論証ブロックの切り貼り

町村教授のブログ

http://matimura.cocolog-nifty.com/matimulog/2008/03/symposium_048e.html

で、法科大学院での教育や、司法試験で求められる能力などについて、コメント欄も含め、なかなか興味深い議論が紹介されていますが、そこで出てくる「論証ブロックの切り貼り」について、昔のことを知るものとして、ちょっとコメントしておきます。
私が司法試験の受験勉強をしていた昭和50年代末から昭和60年代初めころ、司法試験の論文対策として、予め、論点と言われているものについて、「答案ではこう書く」という内容の論証ブロックを用意しておく、という勉強法が徐々に出てきていたように思います。
誰が提唱しはじめたかは知りませんが、当時、予備校であるLECの人気講師であった伊藤真先生は、既にそのころから推奨していたという記憶です。
私は専らLECを利用していたので、他の予備校のことはよくわかりませんが、当時、LECの中や、水道橋駅の近くにある丸沼書店で、LECから出た各科目ごとの論証ブロック集(「論証フォーム」といった表現をしていたかもしれません)の小冊子を売っていて、私も買って利用していました。
このあたりの事情は、かなり前に

http://d.hatena.ne.jp/yjochi/20041028#1098927710

で書いたことがあります。
私の場合、そのエントリーで書いたように、論証ブロックを準備する勉強にかなりのメリットを感じ、実際にも早期合格の上でかなり役立ったとも感じていますが、弊害としては、暗記に走り、鵜飼いの鵜のように、覚えた論証ブロックを答案上に、ただ吐き出すだけ、という受験生を生んでしまうおそれもあります。
ただ、新司法試験が、そのような弊害に走った勉強で合格できるものとは思えませんし、上記の町村ブログ中のコメントにもあるように、そのような弊害に走った受験生は淘汰されてきた、と思います。

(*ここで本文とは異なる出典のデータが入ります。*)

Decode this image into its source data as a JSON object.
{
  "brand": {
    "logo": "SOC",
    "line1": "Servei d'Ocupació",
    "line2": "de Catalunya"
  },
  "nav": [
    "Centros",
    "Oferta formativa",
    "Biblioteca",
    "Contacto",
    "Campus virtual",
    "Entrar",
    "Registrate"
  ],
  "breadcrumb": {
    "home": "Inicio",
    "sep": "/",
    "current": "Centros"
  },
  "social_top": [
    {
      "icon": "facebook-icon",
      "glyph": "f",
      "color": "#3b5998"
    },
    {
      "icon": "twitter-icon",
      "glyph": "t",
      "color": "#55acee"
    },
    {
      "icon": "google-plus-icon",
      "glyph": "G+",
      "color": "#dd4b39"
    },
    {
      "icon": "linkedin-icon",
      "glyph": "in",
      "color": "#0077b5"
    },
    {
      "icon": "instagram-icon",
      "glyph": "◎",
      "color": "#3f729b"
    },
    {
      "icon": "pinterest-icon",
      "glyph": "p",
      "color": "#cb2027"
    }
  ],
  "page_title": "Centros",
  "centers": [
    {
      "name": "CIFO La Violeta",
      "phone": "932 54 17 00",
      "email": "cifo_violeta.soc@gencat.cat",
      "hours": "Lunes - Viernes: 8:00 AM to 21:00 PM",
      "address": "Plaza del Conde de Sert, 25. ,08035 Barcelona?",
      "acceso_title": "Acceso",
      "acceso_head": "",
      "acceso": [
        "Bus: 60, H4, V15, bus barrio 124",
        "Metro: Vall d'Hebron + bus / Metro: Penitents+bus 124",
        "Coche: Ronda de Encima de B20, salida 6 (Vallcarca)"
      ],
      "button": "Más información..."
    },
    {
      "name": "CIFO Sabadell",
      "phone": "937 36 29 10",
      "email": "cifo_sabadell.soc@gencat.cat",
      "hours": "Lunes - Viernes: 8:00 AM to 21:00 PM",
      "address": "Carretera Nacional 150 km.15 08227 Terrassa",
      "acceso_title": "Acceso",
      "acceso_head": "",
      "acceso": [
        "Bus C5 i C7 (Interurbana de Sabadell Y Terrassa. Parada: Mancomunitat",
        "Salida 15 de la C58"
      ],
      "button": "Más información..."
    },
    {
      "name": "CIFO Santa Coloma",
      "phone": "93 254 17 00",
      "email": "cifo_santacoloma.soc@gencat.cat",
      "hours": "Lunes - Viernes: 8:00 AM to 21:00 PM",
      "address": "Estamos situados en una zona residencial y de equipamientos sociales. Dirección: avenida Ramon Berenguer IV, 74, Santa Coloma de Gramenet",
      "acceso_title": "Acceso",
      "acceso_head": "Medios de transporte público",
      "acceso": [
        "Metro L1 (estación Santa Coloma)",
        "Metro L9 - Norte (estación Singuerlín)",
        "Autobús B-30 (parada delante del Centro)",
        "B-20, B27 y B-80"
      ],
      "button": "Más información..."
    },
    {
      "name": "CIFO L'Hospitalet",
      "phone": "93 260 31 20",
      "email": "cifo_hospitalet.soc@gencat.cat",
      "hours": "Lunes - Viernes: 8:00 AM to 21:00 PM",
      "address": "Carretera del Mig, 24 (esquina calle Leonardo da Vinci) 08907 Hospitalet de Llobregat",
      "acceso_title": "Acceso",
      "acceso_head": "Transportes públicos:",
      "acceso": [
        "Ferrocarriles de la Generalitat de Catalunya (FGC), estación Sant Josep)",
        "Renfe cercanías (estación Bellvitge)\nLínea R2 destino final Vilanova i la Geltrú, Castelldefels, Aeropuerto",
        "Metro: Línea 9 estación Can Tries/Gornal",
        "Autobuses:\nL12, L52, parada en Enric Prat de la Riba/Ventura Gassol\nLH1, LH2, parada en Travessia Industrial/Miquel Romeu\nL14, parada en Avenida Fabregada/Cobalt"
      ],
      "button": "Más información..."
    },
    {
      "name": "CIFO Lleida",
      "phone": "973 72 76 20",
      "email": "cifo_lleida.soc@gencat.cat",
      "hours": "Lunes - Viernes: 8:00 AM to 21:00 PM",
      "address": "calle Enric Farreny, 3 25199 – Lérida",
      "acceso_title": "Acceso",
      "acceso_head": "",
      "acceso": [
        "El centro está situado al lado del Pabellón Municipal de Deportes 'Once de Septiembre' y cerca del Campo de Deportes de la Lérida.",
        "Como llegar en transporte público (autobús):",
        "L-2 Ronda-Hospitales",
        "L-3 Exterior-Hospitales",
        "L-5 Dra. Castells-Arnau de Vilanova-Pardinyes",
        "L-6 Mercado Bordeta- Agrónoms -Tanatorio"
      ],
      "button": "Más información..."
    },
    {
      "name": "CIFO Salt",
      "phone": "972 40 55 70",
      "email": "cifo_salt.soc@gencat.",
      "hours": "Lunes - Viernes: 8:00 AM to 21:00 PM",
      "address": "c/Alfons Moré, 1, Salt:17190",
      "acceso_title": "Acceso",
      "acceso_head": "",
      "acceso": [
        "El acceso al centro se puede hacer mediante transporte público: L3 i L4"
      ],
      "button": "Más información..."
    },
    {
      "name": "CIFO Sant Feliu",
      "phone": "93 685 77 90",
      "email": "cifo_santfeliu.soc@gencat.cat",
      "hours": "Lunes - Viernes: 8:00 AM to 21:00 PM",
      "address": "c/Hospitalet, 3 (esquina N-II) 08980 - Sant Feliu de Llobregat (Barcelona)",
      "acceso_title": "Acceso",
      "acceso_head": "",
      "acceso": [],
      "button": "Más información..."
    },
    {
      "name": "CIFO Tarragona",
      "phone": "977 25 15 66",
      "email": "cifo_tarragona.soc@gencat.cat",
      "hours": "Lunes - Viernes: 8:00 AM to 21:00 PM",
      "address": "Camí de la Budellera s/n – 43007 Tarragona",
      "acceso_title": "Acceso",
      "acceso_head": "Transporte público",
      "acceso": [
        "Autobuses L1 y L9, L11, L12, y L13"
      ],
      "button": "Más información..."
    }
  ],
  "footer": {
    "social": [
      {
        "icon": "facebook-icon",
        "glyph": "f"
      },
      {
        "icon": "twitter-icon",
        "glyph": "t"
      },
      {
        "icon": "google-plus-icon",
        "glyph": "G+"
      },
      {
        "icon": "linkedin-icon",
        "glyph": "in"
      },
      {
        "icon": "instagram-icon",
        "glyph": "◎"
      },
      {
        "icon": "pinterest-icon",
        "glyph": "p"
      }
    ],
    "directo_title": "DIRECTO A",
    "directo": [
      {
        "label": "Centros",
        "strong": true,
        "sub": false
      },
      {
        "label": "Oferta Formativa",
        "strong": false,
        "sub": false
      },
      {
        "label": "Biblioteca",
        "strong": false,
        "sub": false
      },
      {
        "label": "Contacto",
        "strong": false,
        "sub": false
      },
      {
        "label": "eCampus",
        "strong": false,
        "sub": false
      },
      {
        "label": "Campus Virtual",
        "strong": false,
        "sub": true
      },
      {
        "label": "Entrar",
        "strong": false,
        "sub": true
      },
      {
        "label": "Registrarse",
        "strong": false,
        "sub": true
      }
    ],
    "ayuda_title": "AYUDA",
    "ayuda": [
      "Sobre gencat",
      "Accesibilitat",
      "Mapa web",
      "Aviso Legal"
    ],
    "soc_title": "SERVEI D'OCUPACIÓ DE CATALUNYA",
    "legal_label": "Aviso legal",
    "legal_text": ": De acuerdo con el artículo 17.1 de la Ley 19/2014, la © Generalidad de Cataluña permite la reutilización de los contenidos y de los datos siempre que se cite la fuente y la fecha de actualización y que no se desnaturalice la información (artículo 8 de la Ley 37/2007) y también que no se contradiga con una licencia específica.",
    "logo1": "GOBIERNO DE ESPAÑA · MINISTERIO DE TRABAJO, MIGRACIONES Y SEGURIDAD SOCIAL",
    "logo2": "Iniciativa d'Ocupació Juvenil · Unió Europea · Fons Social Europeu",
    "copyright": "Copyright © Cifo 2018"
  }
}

いろいろな紆余曲折はありましたが、そういう安直な勉強で易々と合格できるほど、今だけでなく昔も、司法試験は甘くはなかった、ということでしょう。
最近、法科大学院について「不適合」云々という議論になると、答案練習のような司法試験に直結した勉強に法科大学院は関わるべきではなく、もっと深みのある教育を施すべきだ、といった、司法試験やその後の実務家への道を、どこか蔑視するような、昔から司法試験に批判的で、批判するだけで何もしてくれなかった学者の戯れ言を、再び聞いているような気がしてきます。
答案練習、というと、いかにも試験対策、といった印象になってしまいますが、法律の学習を進める中で、学んだことを文書としてきちんと形にできるかどうか、他人にわかるように表現できるかどうか、といった能力は、必須のものであり、司法試験で求められているその種の能力には、学者が書く「論文」とは、また違った面も多々あって、そういった能力をつけることは、司法試験に合格するという狭い目的だけではなく、その後の司法修習や、さらにその後の実務家となった際にも不可欠であると思います。
法科大学院を認証する機関が、そういった事情を、どこまで理解した上で認証を行っているのかは、私のようなしがない弁護士には考えもつかないハイレベルな世界の話ですが、昔からある、法律「研究」を上位に置き、法律「実務」を上から目線で眺め、馬鹿にし、蔑視する、という偏見を引きずっているのであれば、無意味であり、いずれ近いうちに世間から省みられなくなることは確実でしょう。と言っても、私の見解では、法科大学院自体も今のままでは先はないので、一緒に消えて行く、ということになるかもしれません。